Como é a proposta do governo?
O programa tem como principal objetivo ajudar famílias endividadas a reorganizar a vida financeira. A iniciativa permite a substituição de dívidas antigas por um novo crédito com condições mais vantajosas, como juros reduzidos e prazos ampliados. Para viabilizar as operações, o governo atua como garantidor por meio do Fundo de Garantia de Operações (FGO), reduzindo o risco para os bancos e facilitando a renegociação.
Quem pode renegociar dívidas?
Podem participar pessoas físicas com renda de até cinco salários mínimos (R$ 8.105), que tenham dívidas contratadas até 31 de janeiro de 2026 e estejam com pagamentos em atraso entre 90 dias e dois anos. O foco é atingir a população mais impactada pelo endividamento, oferecendo condições acessíveis para regularização.
Quais são os descontos e condições?
Os descontos podem chegar a até 90% do valor total da dívida, a depender do perfil do débito. O programa também estabelece juros de até 1,99% ao mês, prazo de pagamento de até 48 meses, parcela mínima de R$ 50 e limite de renegociação de até R$ 15 mil por pessoa, por instituição financeira.
Quais dívidas podem ser renegociadas?
A prioridade do programa são dívidas bancárias, incluindo cartão de crédito (rotativo e parcelado), cheque especial e crédito pessoal sem consignação. Outras modalidades poderão ser incorporadas conforme regulamentação do Ministério da Fazenda.
Uso do FGTS
Uma das principais novidades do Desenrola Brasil 2.0 é a possibilidade de utilização do Fundo de Garantia do Tempo de Serviço (FGTS). O trabalhador poderá usar até 20% do saldo ou R$ 1 mil — prevalecendo o maior valor — para quitar ou reduzir a dívida renegociada. Mesmo quem aderiu ao saque-aniversário poderá participar, respeitando os contratos já firmados.

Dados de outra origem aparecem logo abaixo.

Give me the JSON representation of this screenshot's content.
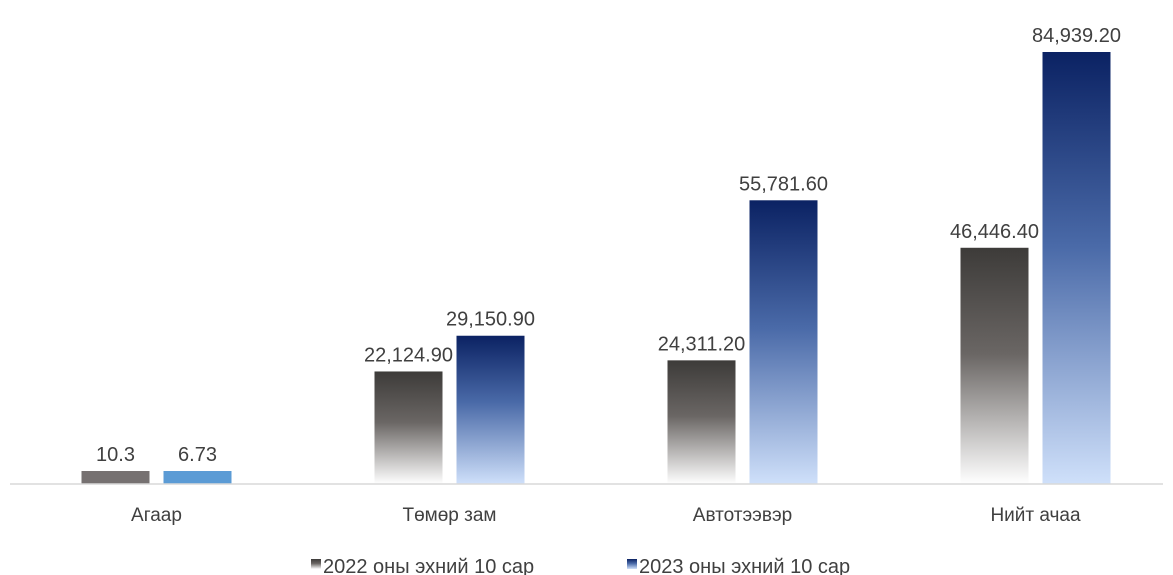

Contrapartidas do programa
O programa prevê contrapartidas tanto para os cidadãos quanto para as instituições financeiras. Para quem aderir, haverá bloqueio do CPF em plataformas de apostas online por 12 meses. Já os bancos deverão retirar o nome do consumidor dos cadastros de inadimplentes após a renegociação, limpar dívidas de até R$ 100, destinar 1% do valor garantido a ações de educação financeira e restringir a concessão de crédito para apostas.
Desenrola FIES
Voltado a estudantes, o Desenrola FIES prevê descontos de até 99% para beneficiários do CadÚnico e de até 77% para os demais. O parcelamento poderá ser feito em até 150 vezes, ampliando as possibilidades de quitação dos débitos estudantis.
Desenrola Empresas
A modalidade direcionada a micro e pequenas empresas oferece prazos mais longos, que podem chegar a 96 meses, além de facilitar o acesso ao crédito. O programa também prevê melhores condições em linhas como Pronampe e Procred, incentivando a recuperação financeira dos negócios.
Desenrola Rural
Voltado a agricultores familiares, o Desenrola Rural amplia o prazo para renegociação até 20 de dezembro de 2026. A iniciativa busca fortalecer a produção no campo e garantir melhores condições de acesso ao crédito para o setor.
Com a publicação da Medida Provisória, os bancos já estão autorizados a iniciar as renegociações, e os interessados devem procurar os canais oficiais das instituições participantes. Até o momento, a Federação Brasileira de Bancos não detalhou quais bancos irão aderir ao programa. O lançamento também impulsionou o interesse da população, com aumento nas buscas pelo termo “Desenrola Brasil 2.0”, segundo dados do Google Trends.